Publié le 16 janvier 2024 à 10h30. Le centre commercial De Weiert à Emmen est confronté à une recrudescence des vols à l’étalage, particulièrement imputés à un groupe de demandeurs d’asile en attente de décision, suscitant inquiétudes et appels à une action renforcée de la part des commerçants.
- Les commerçants du centre De Weiert dénoncent une augmentation spectaculaire des vols, caractérisés par des vols massifs et un comportement intimidant des auteurs.
- Les forces de l’ordre reconnaissent la complexité de la situation, liée à la présence d’un nombre important de demandeurs d’asile en attente de réponse.
- Des mesures sont envisagées, allant du renforcement des contrôles à la gare à une collaboration avec les autorités nationales pour limiter l’afflux de personnes vers Emmen.
Angela van der Velde, gérante avec son mari Erik du magasin Deco Noord depuis quinze ans, tire la sonnette d’alarme. Elle décrit une situation qui s’est dégradée rapidement au cours des six derniers mois. Leur boutique, spécialisée dans les articles nostalgiques et les produits dérivés de groupes de musique tels que Metallica, AC/DC et Guns N’ Roses, est particulièrement touchée. Les vêtements, notamment les pulls, cardigans et tee-shirts, sont les articles les plus prisés des voleurs.
« Ils jettent des sacs pleins et se moquent de vous si vous en dites quelque chose. »
Angela van der Velde, gérante de Deco Noord
La situation a atteint un point critique, notamment lors d’un incident la veille de Noël où Mme van der Velde a surpris trois personnes en train de remplir des sacs de marchandises avant de prendre la fuite. Elle a courageusement poursuivi les voleurs, réussissant à en rattraper un et à récupérer trois chemises. L’intervention de la police, alertée, a conduit à l’arrestation des suspects grâce à des photos prises sur place, mais tous les objets volés n’ont pas pu être récupérés.
Cet incident a incité Mme van der Velde à partager son expérience sur Facebook, où elle a rapidement rencontré un écho important. Bien qu’elle ait préféré ne pas répondre aux sollicitations des médias nationaux, elle souligne que son objectif n’est pas de nuire à l’image de sa ville.

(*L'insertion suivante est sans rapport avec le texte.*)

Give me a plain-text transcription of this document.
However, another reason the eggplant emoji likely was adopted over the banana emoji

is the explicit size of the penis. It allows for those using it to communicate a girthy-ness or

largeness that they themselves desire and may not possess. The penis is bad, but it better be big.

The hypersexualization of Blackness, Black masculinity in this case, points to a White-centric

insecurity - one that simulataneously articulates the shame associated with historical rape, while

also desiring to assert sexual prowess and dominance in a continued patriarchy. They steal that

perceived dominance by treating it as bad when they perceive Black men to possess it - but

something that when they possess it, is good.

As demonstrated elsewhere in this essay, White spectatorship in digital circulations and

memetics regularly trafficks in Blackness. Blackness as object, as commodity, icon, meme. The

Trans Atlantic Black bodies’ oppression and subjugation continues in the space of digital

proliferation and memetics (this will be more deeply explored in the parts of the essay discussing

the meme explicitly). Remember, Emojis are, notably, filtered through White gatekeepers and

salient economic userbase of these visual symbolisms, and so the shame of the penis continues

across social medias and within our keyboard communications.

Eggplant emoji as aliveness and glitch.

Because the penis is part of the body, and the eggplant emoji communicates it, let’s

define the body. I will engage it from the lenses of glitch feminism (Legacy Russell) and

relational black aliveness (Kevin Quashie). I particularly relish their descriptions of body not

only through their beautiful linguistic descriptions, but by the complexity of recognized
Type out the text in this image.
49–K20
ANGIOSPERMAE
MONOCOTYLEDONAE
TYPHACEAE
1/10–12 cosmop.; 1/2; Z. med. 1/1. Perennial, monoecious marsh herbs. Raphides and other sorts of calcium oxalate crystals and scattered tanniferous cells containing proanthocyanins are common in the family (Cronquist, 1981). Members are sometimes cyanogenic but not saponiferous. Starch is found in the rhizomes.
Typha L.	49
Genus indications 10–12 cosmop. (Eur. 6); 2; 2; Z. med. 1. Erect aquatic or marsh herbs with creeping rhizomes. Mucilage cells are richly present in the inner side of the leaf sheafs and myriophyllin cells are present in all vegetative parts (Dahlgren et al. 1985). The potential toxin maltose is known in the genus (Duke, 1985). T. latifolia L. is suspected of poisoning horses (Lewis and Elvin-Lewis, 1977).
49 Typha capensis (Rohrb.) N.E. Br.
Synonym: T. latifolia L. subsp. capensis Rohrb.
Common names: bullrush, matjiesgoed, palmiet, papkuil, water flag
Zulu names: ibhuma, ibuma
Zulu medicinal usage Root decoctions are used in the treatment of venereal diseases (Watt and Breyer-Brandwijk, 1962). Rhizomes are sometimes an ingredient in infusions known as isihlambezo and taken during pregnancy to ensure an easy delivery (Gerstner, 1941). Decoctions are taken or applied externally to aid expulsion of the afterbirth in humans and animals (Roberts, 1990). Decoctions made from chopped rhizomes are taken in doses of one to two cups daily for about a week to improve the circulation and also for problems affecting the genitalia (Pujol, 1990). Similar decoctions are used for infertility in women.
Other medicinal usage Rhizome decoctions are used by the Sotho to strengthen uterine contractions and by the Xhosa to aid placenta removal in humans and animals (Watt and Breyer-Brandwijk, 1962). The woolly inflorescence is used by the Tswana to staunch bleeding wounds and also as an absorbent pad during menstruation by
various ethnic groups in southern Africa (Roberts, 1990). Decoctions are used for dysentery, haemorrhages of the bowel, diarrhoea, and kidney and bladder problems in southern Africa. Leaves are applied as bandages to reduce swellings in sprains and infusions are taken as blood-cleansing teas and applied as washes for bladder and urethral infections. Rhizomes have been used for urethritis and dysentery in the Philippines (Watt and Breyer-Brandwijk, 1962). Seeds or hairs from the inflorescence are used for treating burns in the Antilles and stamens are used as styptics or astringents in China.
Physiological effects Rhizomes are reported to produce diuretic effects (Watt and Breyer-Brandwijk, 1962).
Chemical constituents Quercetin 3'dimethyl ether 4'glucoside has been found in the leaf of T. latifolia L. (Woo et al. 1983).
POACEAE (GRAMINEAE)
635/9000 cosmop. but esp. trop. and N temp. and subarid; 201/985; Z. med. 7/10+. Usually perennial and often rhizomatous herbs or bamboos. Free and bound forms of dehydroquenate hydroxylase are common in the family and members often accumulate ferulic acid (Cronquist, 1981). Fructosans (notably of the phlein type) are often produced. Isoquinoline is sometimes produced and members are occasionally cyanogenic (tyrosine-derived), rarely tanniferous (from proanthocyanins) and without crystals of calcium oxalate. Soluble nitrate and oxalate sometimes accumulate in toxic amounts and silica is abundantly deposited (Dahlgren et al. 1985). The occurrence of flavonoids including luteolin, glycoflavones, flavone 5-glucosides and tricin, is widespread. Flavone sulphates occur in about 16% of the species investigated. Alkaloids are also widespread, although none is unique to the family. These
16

Au-delà du préjudice financier, estimé à quelques centaines d’euros, Mme van der Velde déplore la perte de sécurité et de confiance. Elle explique que, par mesure de précaution, elle ne travaille plus seule dans le magasin et que l’équipe est désormais composée uniquement de femmes.
Robert Strating, gérant du magasin de vêtements The Sting, confirme la tendance générale. Il souligne que les voleurs testent les limites et défient le personnel. Il plaide pour un renforcement de la sécurité, notamment par une augmentation de la surveillance par caméra et des contrôles de sacs.
« La criminalité n’est pas une carte de visite pour le centre-ville. »
Robert Strating, gérant de The Sting
Les commerçants d’Emmen ont adressé une lettre urgente à la municipalité pour dénoncer l’aggravation de la situation. Ils proposent notamment de mettre en place des contrôles sur la navette reliant Ter Apel à Emmen, en vérifiant les bagages et les justificatifs d’achat des passagers. Ils estiment que cette mesure pourrait dissuader les voleurs.
Le parti VVD d’Emmen a interpellé le maire et les échevins par écrit, s’interrogeant sur la capacité de la municipalité à maîtriser la situation. Le chef du parti, Patrick de Jonge, a souligné que la gratuité du stationnement pendant la période de Noël avait attiré un grand nombre de personnes, dont certaines auraient profité de l’occasion pour commettre des vols.
Le maire Eric van Oosterhout reconnaît que la présence d’un groupe de demandeurs d’asile, qu’il qualifie de « safe landers » (personnes demandant l’asile sans possibilité d’obtenir un permis de séjour permanent), est à l’origine de nombreux désagréments. Il a même évoqué l’existence d’un « fléau » au centre-ville.
La municipalité envisage de réduire le nombre de personnes voyageant entre Ter Apel et Emmen et prévoit d’organiser une nouvelle réunion avec le ministre de l’Asile et de la Migration. Parallèlement, la zone de la gare d’Emmen a été désignée comme zone à risque pour la sécurité, permettant ainsi aux forces de l’ordre de procéder à des contrôles de sacs.
Le maire assure que la police est mobilisée au maximum de ses capacités et envisage d’augmenter le nombre d’agents de sécurité et d’accélérer les procédures de signalement des commerçants.